Some retailers have begun including concepts like "sustainable" and "environmentally friendly" in their marketing campaigns. Thanks to advances made in recent years, U.S. agricultural industry groups, like Cotton Incorporated, the National Cotton Council and the Cotton Board, are eager to deliver good news about conventionally grown cotton.

Berrye Worsham, president and CEO of Cotton Incorporated, thinks it is increasingly important to get accurate information to retailers and customers. For example, he notes a recent internal Wal-Mart publication stating that organically-grown cotton saves nearly 1 ton of pesticides from being applied per acre. "I don't think they deliberately distorted the figures but those are the kinds of statements that have become accepted 'facts,'" he said.

William Crawford, president and CEO of the Cotton Board, says, "We're just trying to establish the facts between organic versus conventional production. [for cotton]" The industry wants to help promote an understanding of sustainability, which it sees as maintaining the environmental quality and natural resources needed to supply tomorrow's demand while retaining economic viability.

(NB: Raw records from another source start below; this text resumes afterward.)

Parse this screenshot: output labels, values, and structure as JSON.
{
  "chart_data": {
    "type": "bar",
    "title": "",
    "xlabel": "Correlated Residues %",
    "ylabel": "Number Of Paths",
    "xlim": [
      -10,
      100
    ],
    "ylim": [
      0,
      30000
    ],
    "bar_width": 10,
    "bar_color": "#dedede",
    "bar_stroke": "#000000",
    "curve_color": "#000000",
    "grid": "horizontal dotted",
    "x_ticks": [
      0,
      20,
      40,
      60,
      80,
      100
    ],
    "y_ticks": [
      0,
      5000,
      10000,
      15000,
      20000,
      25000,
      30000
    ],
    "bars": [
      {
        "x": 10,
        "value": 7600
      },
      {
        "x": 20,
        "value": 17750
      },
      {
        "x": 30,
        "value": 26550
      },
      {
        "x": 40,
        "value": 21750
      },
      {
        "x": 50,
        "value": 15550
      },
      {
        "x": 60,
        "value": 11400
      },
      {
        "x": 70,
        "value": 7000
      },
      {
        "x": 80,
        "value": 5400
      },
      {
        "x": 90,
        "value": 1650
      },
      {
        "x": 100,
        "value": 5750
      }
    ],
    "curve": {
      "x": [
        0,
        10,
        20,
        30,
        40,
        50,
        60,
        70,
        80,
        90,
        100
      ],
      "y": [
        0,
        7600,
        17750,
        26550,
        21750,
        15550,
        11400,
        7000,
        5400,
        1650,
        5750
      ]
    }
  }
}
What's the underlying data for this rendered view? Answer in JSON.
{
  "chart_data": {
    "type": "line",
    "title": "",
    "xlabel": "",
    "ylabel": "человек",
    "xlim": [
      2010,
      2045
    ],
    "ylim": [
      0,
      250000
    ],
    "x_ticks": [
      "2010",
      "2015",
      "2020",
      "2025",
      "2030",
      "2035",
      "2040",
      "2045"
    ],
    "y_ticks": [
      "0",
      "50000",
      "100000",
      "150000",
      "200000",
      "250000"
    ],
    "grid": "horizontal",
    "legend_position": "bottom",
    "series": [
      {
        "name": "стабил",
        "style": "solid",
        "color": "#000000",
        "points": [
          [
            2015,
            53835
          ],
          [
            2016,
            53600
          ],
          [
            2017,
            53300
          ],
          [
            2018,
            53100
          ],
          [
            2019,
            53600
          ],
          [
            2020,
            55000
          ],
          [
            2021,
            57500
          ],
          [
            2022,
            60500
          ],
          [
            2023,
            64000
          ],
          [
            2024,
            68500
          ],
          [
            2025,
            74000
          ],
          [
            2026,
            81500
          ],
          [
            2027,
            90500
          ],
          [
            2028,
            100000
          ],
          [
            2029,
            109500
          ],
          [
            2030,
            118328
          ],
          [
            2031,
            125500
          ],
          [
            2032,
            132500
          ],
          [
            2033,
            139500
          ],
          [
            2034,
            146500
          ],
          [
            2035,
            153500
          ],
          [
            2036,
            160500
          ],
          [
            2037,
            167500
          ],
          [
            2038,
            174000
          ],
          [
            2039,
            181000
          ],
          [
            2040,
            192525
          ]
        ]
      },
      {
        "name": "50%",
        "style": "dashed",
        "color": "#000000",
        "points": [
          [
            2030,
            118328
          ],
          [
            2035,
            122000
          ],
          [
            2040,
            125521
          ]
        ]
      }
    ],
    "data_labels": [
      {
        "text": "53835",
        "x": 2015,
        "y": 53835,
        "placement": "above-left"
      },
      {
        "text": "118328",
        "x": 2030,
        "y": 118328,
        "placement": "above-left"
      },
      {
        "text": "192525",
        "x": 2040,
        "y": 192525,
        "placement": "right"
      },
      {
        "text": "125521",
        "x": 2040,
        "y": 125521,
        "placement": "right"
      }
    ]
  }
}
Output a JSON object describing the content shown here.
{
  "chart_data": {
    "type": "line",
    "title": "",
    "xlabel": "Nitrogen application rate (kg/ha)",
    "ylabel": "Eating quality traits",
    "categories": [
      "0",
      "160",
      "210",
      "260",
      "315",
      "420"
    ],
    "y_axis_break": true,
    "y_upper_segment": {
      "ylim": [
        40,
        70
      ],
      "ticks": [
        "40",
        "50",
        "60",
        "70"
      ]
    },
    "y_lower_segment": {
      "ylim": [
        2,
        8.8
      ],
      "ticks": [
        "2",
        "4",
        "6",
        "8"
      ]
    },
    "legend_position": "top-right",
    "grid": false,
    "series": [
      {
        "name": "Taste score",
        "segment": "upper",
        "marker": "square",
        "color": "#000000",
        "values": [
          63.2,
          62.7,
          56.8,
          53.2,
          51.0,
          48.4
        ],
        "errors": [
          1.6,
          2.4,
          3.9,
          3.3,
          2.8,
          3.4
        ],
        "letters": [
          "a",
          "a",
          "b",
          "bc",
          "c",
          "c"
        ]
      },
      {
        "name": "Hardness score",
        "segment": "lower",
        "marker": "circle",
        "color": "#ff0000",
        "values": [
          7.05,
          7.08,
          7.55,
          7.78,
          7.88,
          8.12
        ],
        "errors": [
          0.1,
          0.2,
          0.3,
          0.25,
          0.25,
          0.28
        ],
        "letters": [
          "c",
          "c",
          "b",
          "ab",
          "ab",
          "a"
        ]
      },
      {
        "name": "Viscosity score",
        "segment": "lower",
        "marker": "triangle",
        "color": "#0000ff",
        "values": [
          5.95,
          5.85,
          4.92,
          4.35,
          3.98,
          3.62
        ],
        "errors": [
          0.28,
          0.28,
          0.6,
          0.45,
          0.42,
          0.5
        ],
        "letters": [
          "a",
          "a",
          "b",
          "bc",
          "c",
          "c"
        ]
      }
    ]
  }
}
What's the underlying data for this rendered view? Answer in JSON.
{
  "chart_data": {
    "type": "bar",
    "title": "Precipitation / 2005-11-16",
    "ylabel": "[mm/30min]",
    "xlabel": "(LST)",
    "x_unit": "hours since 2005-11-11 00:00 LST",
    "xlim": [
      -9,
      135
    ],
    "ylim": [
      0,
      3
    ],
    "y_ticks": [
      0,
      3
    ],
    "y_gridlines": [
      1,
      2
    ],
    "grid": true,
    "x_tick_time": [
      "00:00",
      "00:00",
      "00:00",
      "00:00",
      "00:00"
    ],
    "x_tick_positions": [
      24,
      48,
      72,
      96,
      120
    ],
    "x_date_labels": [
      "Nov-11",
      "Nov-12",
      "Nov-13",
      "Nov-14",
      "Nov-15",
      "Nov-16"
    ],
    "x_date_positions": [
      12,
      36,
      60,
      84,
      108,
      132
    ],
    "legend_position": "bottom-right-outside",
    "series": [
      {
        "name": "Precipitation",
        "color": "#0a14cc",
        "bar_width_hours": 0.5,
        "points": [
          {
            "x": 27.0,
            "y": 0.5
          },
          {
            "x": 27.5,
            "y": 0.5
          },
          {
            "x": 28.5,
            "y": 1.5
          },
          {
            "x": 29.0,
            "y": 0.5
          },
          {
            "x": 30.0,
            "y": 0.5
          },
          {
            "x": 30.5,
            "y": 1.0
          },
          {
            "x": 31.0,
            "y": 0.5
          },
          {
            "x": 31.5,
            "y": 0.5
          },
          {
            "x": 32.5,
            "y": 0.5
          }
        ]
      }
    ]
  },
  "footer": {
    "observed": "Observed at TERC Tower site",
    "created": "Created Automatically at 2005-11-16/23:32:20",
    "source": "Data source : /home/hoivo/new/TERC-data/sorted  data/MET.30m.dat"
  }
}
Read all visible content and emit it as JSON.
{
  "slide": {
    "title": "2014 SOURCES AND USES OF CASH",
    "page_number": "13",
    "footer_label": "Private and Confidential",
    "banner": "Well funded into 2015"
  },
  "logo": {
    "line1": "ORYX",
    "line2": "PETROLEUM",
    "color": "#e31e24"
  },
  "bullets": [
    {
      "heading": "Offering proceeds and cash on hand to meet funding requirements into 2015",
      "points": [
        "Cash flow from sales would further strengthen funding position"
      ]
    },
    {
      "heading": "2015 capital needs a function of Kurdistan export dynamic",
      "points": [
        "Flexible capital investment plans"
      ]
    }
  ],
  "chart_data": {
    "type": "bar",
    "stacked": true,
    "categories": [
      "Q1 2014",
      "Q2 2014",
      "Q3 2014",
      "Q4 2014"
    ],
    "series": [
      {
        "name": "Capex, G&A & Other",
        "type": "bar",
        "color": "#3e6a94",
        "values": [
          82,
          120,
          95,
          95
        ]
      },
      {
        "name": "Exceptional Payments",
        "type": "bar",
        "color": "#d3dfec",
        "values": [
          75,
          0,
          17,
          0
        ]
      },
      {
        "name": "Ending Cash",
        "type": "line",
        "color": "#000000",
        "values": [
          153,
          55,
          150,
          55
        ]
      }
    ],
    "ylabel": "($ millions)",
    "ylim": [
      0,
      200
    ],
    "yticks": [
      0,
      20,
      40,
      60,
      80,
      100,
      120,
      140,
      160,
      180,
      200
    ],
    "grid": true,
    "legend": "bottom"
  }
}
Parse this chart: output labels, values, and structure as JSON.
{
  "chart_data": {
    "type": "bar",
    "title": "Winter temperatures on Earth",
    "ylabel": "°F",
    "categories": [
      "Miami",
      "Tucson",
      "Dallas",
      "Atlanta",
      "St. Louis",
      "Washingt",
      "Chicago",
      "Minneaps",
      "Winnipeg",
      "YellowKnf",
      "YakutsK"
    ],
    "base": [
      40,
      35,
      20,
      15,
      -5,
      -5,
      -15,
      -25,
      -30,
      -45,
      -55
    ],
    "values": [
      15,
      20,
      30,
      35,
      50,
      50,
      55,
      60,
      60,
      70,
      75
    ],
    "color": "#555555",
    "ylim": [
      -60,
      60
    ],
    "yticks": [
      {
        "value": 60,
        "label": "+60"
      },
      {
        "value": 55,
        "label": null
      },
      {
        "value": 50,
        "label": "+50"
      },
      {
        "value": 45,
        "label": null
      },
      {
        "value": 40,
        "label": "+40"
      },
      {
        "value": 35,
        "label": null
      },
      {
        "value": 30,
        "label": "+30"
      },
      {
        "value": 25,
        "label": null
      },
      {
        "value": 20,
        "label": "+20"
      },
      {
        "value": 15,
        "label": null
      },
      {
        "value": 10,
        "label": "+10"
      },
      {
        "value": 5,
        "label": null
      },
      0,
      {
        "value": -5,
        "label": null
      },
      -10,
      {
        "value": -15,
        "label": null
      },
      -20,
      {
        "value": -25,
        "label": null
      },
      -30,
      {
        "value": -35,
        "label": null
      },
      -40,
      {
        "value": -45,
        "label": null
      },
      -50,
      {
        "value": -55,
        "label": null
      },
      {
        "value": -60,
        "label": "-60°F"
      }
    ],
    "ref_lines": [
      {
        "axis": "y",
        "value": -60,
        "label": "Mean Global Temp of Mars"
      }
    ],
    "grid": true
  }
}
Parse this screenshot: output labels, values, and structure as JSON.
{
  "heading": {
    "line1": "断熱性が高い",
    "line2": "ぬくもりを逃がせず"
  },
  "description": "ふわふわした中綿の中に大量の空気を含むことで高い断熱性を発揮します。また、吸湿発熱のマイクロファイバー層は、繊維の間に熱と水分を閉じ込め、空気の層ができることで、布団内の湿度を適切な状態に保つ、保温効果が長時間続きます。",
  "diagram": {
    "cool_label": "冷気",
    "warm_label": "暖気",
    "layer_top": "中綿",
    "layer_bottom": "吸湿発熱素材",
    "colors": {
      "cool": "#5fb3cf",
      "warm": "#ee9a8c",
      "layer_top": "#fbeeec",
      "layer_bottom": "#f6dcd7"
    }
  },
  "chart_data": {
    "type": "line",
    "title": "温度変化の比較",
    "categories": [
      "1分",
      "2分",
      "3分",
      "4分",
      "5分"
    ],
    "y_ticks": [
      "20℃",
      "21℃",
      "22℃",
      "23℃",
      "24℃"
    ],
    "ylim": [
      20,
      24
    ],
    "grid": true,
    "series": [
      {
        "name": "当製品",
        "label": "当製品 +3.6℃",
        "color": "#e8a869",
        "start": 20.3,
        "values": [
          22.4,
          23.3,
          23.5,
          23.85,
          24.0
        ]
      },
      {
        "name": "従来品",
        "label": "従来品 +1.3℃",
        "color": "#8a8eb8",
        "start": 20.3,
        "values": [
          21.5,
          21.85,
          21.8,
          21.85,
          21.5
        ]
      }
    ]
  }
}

The story the industry is sharing with retailers includes the reduction of the environmental footprint, using less land to produce more cotton, improvements in water use efficiency, reductions in fuel use and soil loss due to conservation tillage, and a reduction in the average number of insecticides applied to the crop - all the result of improved farm practices, like conservation tillage, and advances, including genetically modified cotton seeds. "Sustainability is a way to look to the future, to be proactive," Cantrell said. "It's not being negative or defensive. It's something we're already doing, but sometimes we're not getting credit for it."